Daphne in concert: director Emma Jenkins in conversation with Scottish Opera
Richard Strauss holds a solid place in today’s operatic repertoire with works such as Elektra and Der Rosenkavalier, but his 1938 one-act opera Daphne – a piece he held dear until his death in 1949 – is just now receiving its Scottish premiere. The concert staging is by director Emma Jenkins, whose work on the 2022/23 Opera Highlights tour was well received by audiences across Scotland. She brings a bold vision – drawing from Strauss’ world – to his mythological opera. She spoke with Scottish Opera about the enduring appeal of classic stories, challenges of operas in concert, and updating the setting from ancient Greece to Weimar Germany.
Opera has drawn on Greek myths since its earliest days. ‘The classical tales have always made great subjects for a modern reimagining,’ Emma says. ‘They may seem chronologically remote but they are founded in deeply human struggles that are enduring. Opera probably does this better than any other art form: classical stories are epic and need an epic machinery to truly do them justice. The forces in opera are unmatched – we have a chorus and, in the case of Daphne, a huge orchestra, which allows us to present both the cosmic scale of the story and also render them uniquely human and relatable.’
In Daphne, Strauss retells Greek mythology - with a twist.
Emma approaches an opera in concert very differently to a fully staged opera, in no small part due to the reduction in rehearsal timelines. ‘As a director, you need to distil the concept down to its bare essentials,’ she says. ‘Preparation and clarity are key so that the focus becomes solely on communicating the narrative. There is little scope for movement, especially regarding the chorus, so clear composition in terms of the picture one wants to create supersedes all other considerations. It is always useful to have a unified aesthetic for costume and any small bits of props and furniture, even if it is a simple colour palate that coheres everything seen on stage. Ultimately, it is about working quickly and with clarity to tell the story. One becomes more in service to the music than ever and also more resourceful.’

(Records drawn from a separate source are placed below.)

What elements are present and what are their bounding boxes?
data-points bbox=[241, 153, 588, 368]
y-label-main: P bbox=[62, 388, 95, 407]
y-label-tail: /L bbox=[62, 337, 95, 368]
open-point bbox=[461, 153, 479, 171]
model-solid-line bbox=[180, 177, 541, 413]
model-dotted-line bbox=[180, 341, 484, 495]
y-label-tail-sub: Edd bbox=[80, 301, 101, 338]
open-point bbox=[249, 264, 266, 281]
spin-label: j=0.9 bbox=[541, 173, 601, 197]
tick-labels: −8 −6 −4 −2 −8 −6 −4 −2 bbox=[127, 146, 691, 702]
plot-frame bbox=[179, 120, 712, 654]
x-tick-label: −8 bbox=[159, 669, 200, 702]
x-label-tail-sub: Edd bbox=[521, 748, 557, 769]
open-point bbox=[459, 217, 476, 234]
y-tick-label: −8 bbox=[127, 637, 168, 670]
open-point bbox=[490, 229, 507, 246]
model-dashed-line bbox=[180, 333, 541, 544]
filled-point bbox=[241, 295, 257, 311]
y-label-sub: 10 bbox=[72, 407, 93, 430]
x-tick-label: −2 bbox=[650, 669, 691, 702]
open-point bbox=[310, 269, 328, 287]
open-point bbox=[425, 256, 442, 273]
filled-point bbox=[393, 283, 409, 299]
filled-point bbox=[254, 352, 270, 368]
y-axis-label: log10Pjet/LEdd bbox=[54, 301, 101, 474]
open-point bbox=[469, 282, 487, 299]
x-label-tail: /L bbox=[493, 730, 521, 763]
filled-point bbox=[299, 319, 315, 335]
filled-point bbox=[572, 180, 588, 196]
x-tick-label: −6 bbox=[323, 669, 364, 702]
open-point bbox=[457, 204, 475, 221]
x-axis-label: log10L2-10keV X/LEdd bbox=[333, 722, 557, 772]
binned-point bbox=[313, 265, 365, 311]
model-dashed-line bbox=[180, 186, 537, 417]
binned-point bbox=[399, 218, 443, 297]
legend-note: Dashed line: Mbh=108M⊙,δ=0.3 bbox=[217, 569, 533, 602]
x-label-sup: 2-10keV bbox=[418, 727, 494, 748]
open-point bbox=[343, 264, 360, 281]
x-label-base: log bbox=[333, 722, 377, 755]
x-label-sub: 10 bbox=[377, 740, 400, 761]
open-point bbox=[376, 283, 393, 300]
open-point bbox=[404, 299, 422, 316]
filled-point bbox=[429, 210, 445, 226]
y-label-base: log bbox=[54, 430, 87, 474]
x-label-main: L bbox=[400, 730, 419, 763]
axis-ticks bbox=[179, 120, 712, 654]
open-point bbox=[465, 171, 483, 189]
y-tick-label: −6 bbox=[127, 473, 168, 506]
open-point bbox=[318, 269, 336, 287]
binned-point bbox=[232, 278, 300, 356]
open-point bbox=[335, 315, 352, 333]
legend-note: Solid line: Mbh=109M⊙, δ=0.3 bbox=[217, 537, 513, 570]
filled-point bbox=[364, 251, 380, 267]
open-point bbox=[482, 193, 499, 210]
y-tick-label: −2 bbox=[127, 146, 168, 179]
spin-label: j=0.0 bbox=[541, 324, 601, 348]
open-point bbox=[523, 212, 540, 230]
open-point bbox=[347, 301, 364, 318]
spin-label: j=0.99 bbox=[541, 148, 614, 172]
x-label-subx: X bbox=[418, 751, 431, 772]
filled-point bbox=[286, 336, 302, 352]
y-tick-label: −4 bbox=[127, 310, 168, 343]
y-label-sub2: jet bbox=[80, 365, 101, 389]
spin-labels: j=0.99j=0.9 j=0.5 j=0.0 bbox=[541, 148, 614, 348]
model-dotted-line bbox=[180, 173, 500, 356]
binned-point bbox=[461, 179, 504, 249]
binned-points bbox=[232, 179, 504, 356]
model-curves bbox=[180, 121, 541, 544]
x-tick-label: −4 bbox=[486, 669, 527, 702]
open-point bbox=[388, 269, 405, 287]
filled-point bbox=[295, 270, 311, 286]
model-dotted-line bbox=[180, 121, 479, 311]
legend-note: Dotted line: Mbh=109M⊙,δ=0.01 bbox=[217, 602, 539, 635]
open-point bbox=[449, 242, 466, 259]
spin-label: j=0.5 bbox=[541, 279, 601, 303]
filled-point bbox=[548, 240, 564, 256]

With its famously rich orchestrations, Daphne is the perfect candidate for Scottish Opera’s Opera in Concert series, and fits the format dramatically as well as musically. ‘The music is extraordinary and rapturous with shades of Wagner,’ Emma says. ‘Daphne’s final transformation must surely be one of the most glorious passages of music ever written.’
‘It’s a tricky piece to stage in many ways,’ Emma says. ‘Huge swathes of it are static arias in which the protagonists explore and unpack their emotions and inner conflicts – about 20 percent of the opera is Daphne singing solo. However, it is a hugely significant and deeply mystical piece that I think speaks to all of us. Its message – the need to stay true to one’s beliefs no matter what – is enduring and universal. Although the end is tragic, Daphne triumphs and transcends this war of attrition, metamorphosing into something greater than even she could have imagined.’
Get a flavour of Richard Strauss' score through American soprano Renée Fleming and WDR Symphony Orchestra Cologne's recordings.
These themes certainly spoke to its composer and his times, central to Emma’s staging. ‘It was Strauss’ personal favourite and carried with it profound personal significance, composed as it was at a time when Strauss had elected to remain in Nazi-occupied Germany,’ Emma explains. Strauss’ relationship with the Third Reich was fraught: he privately opposed their ethos and used his influence to try to protect his Jewish family, but also willingly collaborated with the regime. In Daphne, ‘the private struggles and tensions of the composer are played out within the context of a classical epic,’ Emma says. ‘Given Strauss’ well-documented obsession with the piece and the importance it carried in his life, is there more to this than meets the eye? If Daphne is about anything, it is about staying true to one’s principles in the face of terrifying coercion, even if it means death.’
With this in mind, Emma’s staging moves the setting from some mythological past to the end of the Weimar Republic, as fascist forces overwhelmed a hedonistic society. ‘Strauss’ own decision to stay in Germany after the rise of the Nazi party and toe the line, as it were, weighed heavily upon him,’ Emma explains. ‘He had been appointed President of the Reich’s Music Chamber by Goebbels. The organisation was designed to control German cultural life, yet Strauss was no Nazi. He fought to keep his family safe while remaining and working within the confines of a regime he abhorred; perhaps this is why the piece haunted him to the last. One cannot help but see the piece as an allegory for something far greater. What you see on the stage is a reimagining of the attempted corruption of innocence within the polarised setting of Weimar Germany and the rise of the Brown Shirts. Innocence, nature, and light will triumph over darkness in Strauss’ opera in a way that they never could in reality and in his lifetime.’
Daphne is conducted by Stuart Stratford and stars Hye-Youn Lee (Carmen 2023) as Daphne, Shengzhi Ren (Thérèse 2022) as Leukippos, Brad Cooper as Apollo, Dingle Yandell (Thérèse 2022) as Peneios, and Claire Barnett-Jones as Gaea.